Happy St. Shakespeare’s Day?

It’s the 396th anniversary since Shakespeare’s passing so today shall be spent being dramatic and talking like a Shakespearian Elizabethan. It also falls on the same day as St. George’s Day, which many of us know is the ‘English’ saint but according to research scholars the story of George and The Dragon goes back to Scandinavian folklore -we are an island in the midst of the French to the south, the Danes to the east, Germania to the south east and the Nordic peoples of the north so it’s no surprise that they’d often jump inside their war ships and venture to our shores.

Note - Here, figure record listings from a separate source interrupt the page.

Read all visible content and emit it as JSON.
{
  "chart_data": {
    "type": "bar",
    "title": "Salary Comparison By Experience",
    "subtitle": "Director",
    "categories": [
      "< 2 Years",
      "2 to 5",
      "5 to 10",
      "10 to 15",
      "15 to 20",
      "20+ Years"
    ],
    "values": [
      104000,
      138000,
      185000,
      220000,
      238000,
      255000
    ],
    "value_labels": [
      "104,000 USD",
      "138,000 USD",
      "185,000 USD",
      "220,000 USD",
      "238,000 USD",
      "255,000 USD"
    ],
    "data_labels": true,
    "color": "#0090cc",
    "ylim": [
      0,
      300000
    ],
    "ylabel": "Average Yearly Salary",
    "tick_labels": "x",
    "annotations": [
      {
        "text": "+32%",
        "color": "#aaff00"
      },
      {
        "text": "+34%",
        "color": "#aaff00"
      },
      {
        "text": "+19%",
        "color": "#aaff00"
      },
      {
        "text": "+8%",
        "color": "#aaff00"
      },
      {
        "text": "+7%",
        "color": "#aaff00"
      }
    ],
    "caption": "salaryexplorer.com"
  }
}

Give me some music; music, moody food
Of us that trade in love.
(Antony and Cleopatra, 2.5.1-2)

I’ve never celebrated St. George’s Day but I’d jump at the chance to honour Saint Shakespeare’s Day because this guy created the modern English language through creative writing, if that’s not someone who is an example of a creative writing wizard who can be aligned to the likes of Homer and Muhammad [Allah forgive me in this context] then I don’t know what you deem as an aspiration of creative writing prowess. Shakespeare laid the foundations for a beautiful language by writing plays, poetry, and interpreting history for the stage, by doing so, he not only displayed languages versatility but he also provided us with a demonstration on how language could be used and how we can use it to express ourselves. Before Shakespeare I can only guess the people of England were split between French -in the higher classes and nobility- and what we now know as English in the lower classes -an amalgamation of West Germanic, Anglo-Frisian and Old Saxon Dialects brought to Britain by settlers from Germany, Denmark and The Netherlands, acrolect Latin -acrolect meaning the most prestigious part or variety of a particular dialect/language, and Celtic language Brythonic -thought to be the native language of Britain in the time of Roman occupation.

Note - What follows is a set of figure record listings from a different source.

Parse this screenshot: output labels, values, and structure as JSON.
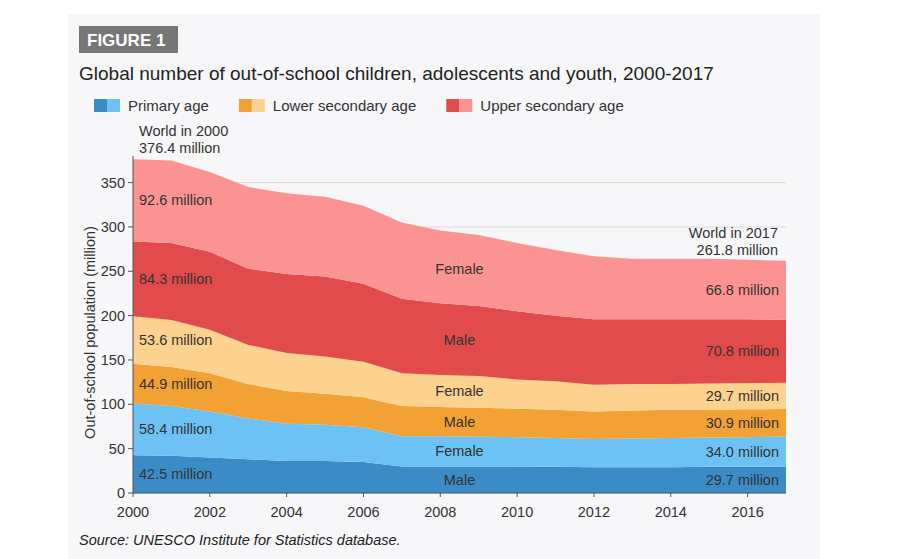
{
  "chart_data": {
    "type": "area",
    "stacked": true,
    "figure_label": "FIGURE 1",
    "title": "Global number of out-of-school children, adolescents and youth, 2000-2017",
    "y_label": "Out-of-school population (million)",
    "source": "Source: UNESCO Institute for Statistics database.",
    "x": [
      2000,
      2001,
      2002,
      2003,
      2004,
      2005,
      2006,
      2007,
      2008,
      2009,
      2010,
      2011,
      2012,
      2013,
      2014,
      2015,
      2016,
      2017
    ],
    "xlim": [
      2000,
      2017
    ],
    "xticks": [
      2000,
      2002,
      2004,
      2006,
      2008,
      2010,
      2012,
      2014,
      2016
    ],
    "ylim": [
      0,
      380
    ],
    "yticks": [
      0,
      50,
      100,
      150,
      200,
      250,
      300,
      350
    ],
    "grid": true,
    "data_labels": true,
    "legend": "top",
    "series": [
      {
        "name": "Male",
        "group": "Primary age",
        "color": "#3b8cc6",
        "values": [
          42.5,
          42,
          40,
          38,
          36,
          36,
          35,
          30,
          30,
          30,
          30,
          29.5,
          29,
          29,
          29,
          29.5,
          29.5,
          29.7
        ],
        "value_labels": [
          "42.5 million",
          null,
          null,
          null,
          null,
          null,
          null,
          null,
          null,
          null,
          null,
          null,
          null,
          null,
          null,
          null,
          null,
          "29.7 million"
        ]
      },
      {
        "name": "Female",
        "group": "Primary age",
        "color": "#6cc2f5",
        "values": [
          58.4,
          56,
          52,
          46,
          42,
          41,
          39,
          34,
          34,
          33.5,
          33,
          32.5,
          32,
          32.5,
          33,
          33,
          33.5,
          34.0
        ],
        "value_labels": [
          "58.4 million",
          null,
          null,
          null,
          null,
          null,
          null,
          null,
          null,
          null,
          null,
          null,
          null,
          null,
          null,
          null,
          null,
          "34.0 million"
        ]
      },
      {
        "name": "Male",
        "group": "Lower secondary age",
        "color": "#f2a234",
        "values": [
          44.9,
          44,
          43,
          39,
          37,
          35,
          34,
          34,
          33,
          32.5,
          32,
          32,
          31,
          31.5,
          32,
          31.5,
          31.5,
          30.9
        ],
        "value_labels": [
          "44.9 million",
          null,
          null,
          null,
          null,
          null,
          null,
          null,
          null,
          null,
          null,
          null,
          null,
          null,
          null,
          null,
          null,
          "30.9 million"
        ]
      },
      {
        "name": "Female",
        "group": "Lower secondary age",
        "color": "#fdd28e",
        "values": [
          53.6,
          53,
          49,
          44,
          43,
          42,
          40,
          37,
          36,
          36,
          33,
          32,
          30,
          30,
          29,
          29.5,
          29.5,
          29.7
        ],
        "value_labels": [
          "53.6 million",
          null,
          null,
          null,
          null,
          null,
          null,
          null,
          null,
          null,
          null,
          null,
          null,
          null,
          null,
          null,
          null,
          "29.7 million"
        ]
      },
      {
        "name": "Male",
        "group": "Upper secondary age",
        "color": "#e14b4b",
        "values": [
          84.3,
          87,
          88,
          86,
          89,
          90,
          88,
          84,
          81,
          79,
          77,
          74,
          74,
          73,
          73,
          72.5,
          72,
          70.8
        ],
        "value_labels": [
          "84.3 million",
          null,
          null,
          null,
          null,
          null,
          null,
          null,
          null,
          null,
          null,
          null,
          null,
          null,
          null,
          null,
          null,
          "70.8 million"
        ]
      },
      {
        "name": "Female",
        "group": "Upper secondary age",
        "color": "#fc9393",
        "values": [
          92.6,
          93,
          90,
          92,
          91,
          90,
          88,
          86,
          82,
          80,
          77,
          74,
          71,
          68,
          68,
          68,
          67,
          66.8
        ],
        "value_labels": [
          "92.6 million",
          null,
          null,
          null,
          null,
          null,
          null,
          null,
          null,
          null,
          null,
          null,
          null,
          null,
          null,
          null,
          null,
          "66.8 million"
        ]
      }
    ],
    "annotations": [
      {
        "x": 2000,
        "y": 376.4,
        "text": [
          "World in 2000",
          "376.4 million"
        ]
      },
      {
        "x": 2017,
        "y": 261.8,
        "text": [
          "World in 2017",
          "261.8 million"
        ]
      }
    ]
  }
}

I say celebrate Shakespeare because he brought language to the masses, he united all Elizabethan class, race and culture under one open top roof, -aptly named- The Globe Theatre, where all could understand and learn a new language being acted out. I’d say a trip to the theatre was more of a language lesson on how to ‘speaketh’ this new language rather that watch a play, The Globe was also somewhere people unconsciously learnt about contexts of the words, how wide a variety one could use one word or many for the same meaning, entendre, puns, similies [ecetera], Shakespeare revised the rules on self expression…

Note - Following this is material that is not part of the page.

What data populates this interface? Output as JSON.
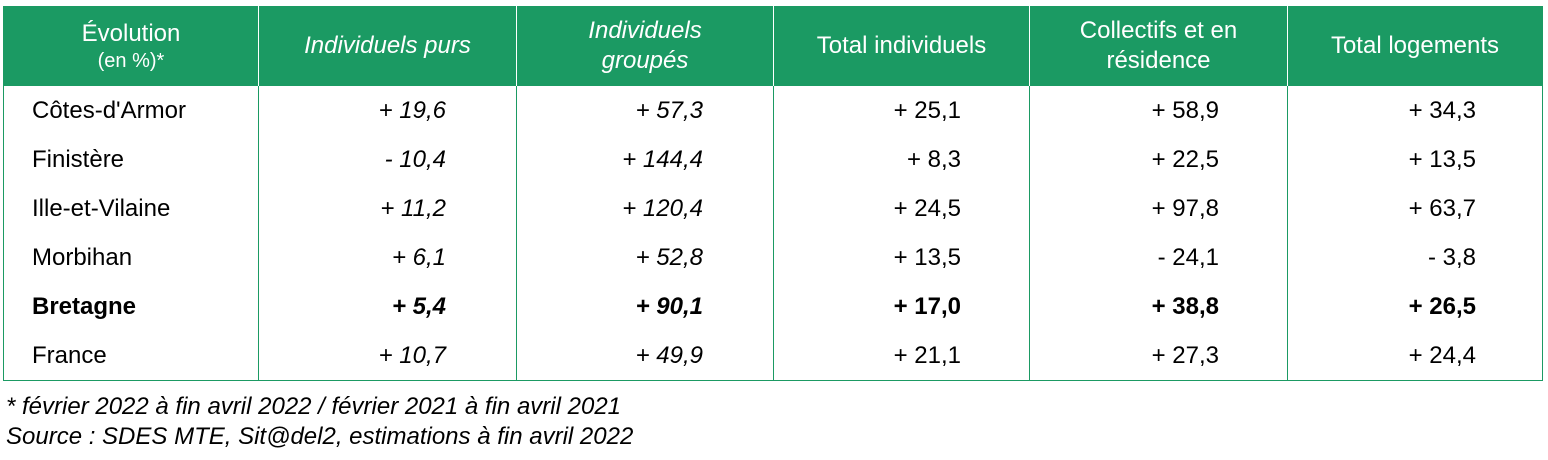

  1. So I say this and this only, why do English citizens continue to honour George when we have a patron saint who kick started the English language, who made it most versatile, poetic and beautiful?
  2. Why don’t we honour Shakespeare with a public holiday or at the very least acknowledgement on calendars?
  3. Why isn’t Shakespeare honoured with a place on the Google homepage?

The answers are pretty simple, Shakespeare died on the same day that we celebrate St. George’s Day so unless we politely acknowledge that two great examples of fearless and intellectual Englishmen share the same day, we may forget what Shakespeare did for the hearts, minds, creativity and communication strength of the English people. Imagine if there were no Shakespeare, we’d probably be doing business in French -with all it’s poetic airy fairy romanticism or Chinese -with it’s bluntness and straight to the point nature where there’s no room to dance in it’s beautiful complex or simple intricacy. We need to give respect where it’s due, and Shakespeare deserves so much more than most, if not with a sainthood at least with calendar recognition -where there is space of course so we don’t upset the lovers of the Dragon slayer.